In 1978, Luch Central Design Bureau was transformed into an NGO Astrofizika. Approximately at the same time an the "Ray" enterprise under the leadership of the general designer N.D.Ustinov, work began on the creation of mobile laser weapons. The first project was "Stiletto" . According to the authors, this machine was supposed to detect on the battlefield enemy armored cars, determine the location of their optical instruments and hit the latter with a precisely directed laser beam.
Russian engineers are working to breathe new life in Soviet-era plans to develop a laser tank, a staple of Hollywood blockbusters and video games, Russian media reported in 2015. During the closing years of the Cold War, the USSR tried to make that part of science fiction come true and it worked, but not too well. In its May 28, 2015 article the state-run Rossiyskaya Gazeta newspaper hinted that Russian engineers were now working on similar laser weapons “without advertising it.”

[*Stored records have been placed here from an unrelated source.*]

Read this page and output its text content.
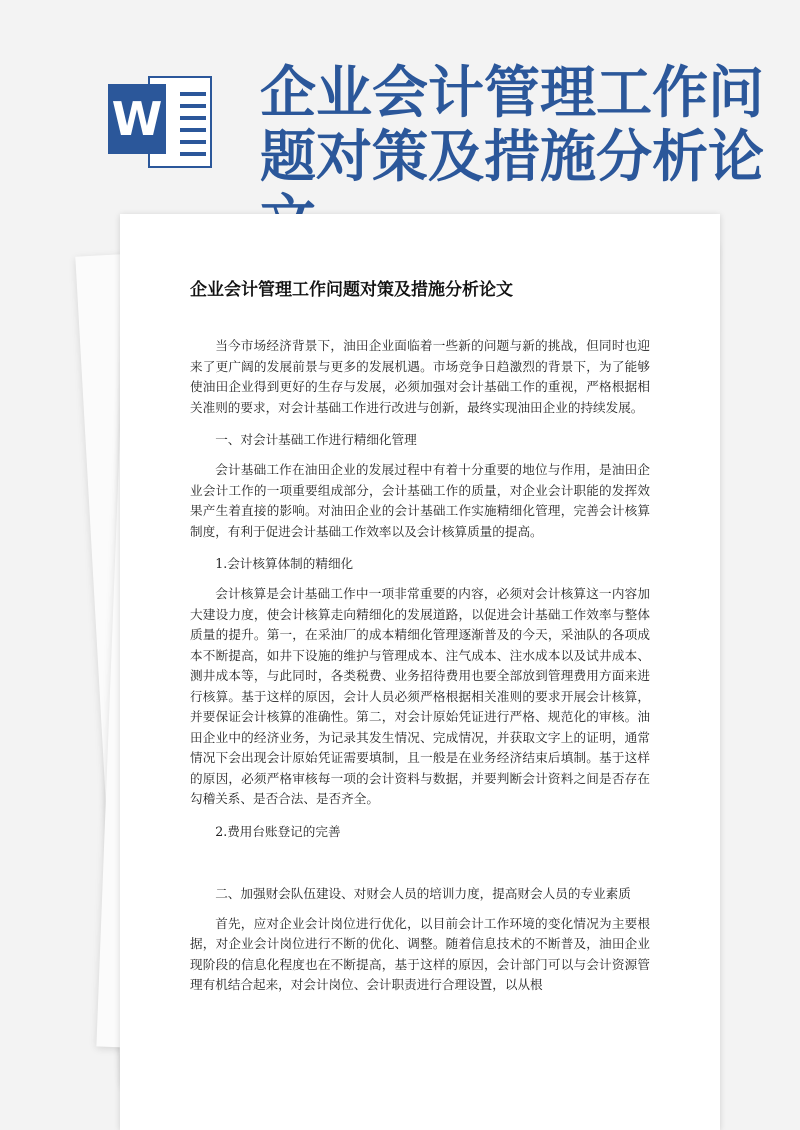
W 企业会计管理工作问题对策及措施分析论
企业会计管理工作问题对策及措施分析论文

当今市场经济背景下，油田企业面临着一些新的问题与新的挑战，但同时也迎来了更广阔的发展前景与更多的发展机遇。市场竞争日趋激烈的背景下，为了能够使油田企业得到更好的生存与发展，必须加强对会计基础工作的重视，严格根据相关准则的要求，对会计基础工作进行改进与创新，最终实现油田企业的持续发展。

一、对会计基础工作进行精细化管理

会计基础工作在油田企业的发展过程中有着十分重要的地位与作用，是油田企业会计工作的一项重要组成部分，会计基础工作的质量，对企业会计职能的发挥效果产生着直接的影响。对油田企业的会计基础工作实施精细化管理，完善会计核算制度，有利于促进会计基础工作效率以及会计核算质量的提高。

1.会计核算体制的精细化

会计核算是会计基础工作中一项非常重要的内容，必须对会计核算这一内容加大建设力度，使会计核算走向精细化的发展道路，以促进会计基础工作效率与整体质量的提升。第一，在采油厂的成本精细化管理逐渐普及的今天，采油队的各项成本不断提高，如井下设施的维护与管理成本、注气成本、注水成本以及试井成本、测井成本等，与此同时，各类税费、业务招待费用也要全部放到管理费用方面来进行核算。基于这样的原因，会计人员必须严格根据相关准则的要求开展会计核算，并要保证会计核算的准确性。第二，对会计原始凭证进行严格、规范化的审核。油田企业中的经济业务，为记录其发生情况、完成情况，并获取文字上的证明，通常情况下会出现会计原始凭证需要填制，且一般是在业务经济结束后填制。基于这样的原因，必须严格审核每一项的会计资料与数据，并要判断会计资料之间是否存在勾稽关系、是否合法、是否齐全。

2.费用台账登记的完善

二、加强财会队伍建设、对财会人员的培训力度，提高财会人员的专业素质

首先，应对企业会计岗位进行优化，以目前会计工作环境的变化情况为主要根据，对企业会计岗位进行不断的优化、调整。随着信息技术的不断普及，油田企业现阶段的信息化程度也在不断提高，基于这样的原因，会计部门可以与会计资源管理有机结合起来，对会计岗位、会计职责进行合理设置，以从根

By the mid-1970s, the Soviet Union was eagerly pursuing laser weapons on land, at sea, in the air and in outer space as a useful counter to US and Western European optics, missiles, spy satellites and other high-tech systems. In 1982, it built the first full-size prototype of an energy weapon for a ground vehicle and installed in on a tracked chassis. “Creators of the wonder-weapon began thinking about what to call their development so no one would guess anything and, most important, so there also was no mention of a laser,” the Moscow-based Rossiyskaya Gazeta noted.
“They called it a portable automated sighting device, designated the vehicle the 1K11 and dubbed it the Stilet — or Stiletto. It was meant to burn out enemy cameras, scopes and seekers,” it added. Far more impressive was the 1K17, which boasted a far more powerful multi-channel laser on a T-80 tank chassis.
The 1K11 laser and the corresponding equipment were installed on the chassis of the self-propelled gun SAU-100P. The laser could work in a weak mode for target designation of guided weapons and in a strong one - in this case, at a distance of about 5-7 km (sources give different data), optical cells of optical systems and transmitting tubes of cameras were sensitively damaged. With the appropriate combination of circumstances, an enemy tanker looking through an optical device could get a serious burn of the retina.
At the same time the range of the "Stiletto" exceeded the range of fire of most tanks. The laser was aimed at the target horizontally by turning the tower, vertically by the mirror system. In 1982 two experimental cars with slightly different composition of additional equipment were built. Serially "Stiletto" was not built.
In the early 2000s, one of the copies of the "Stiletto" was seen at the 61st tank repair plant in St. Petersburg. Perhaps, in the intervening time it was recycled. The remains of the second "Stiletto" (undercarriage without target equipment) were found by enthusiasts at the Kharkov 171st tank repair plant in 2010.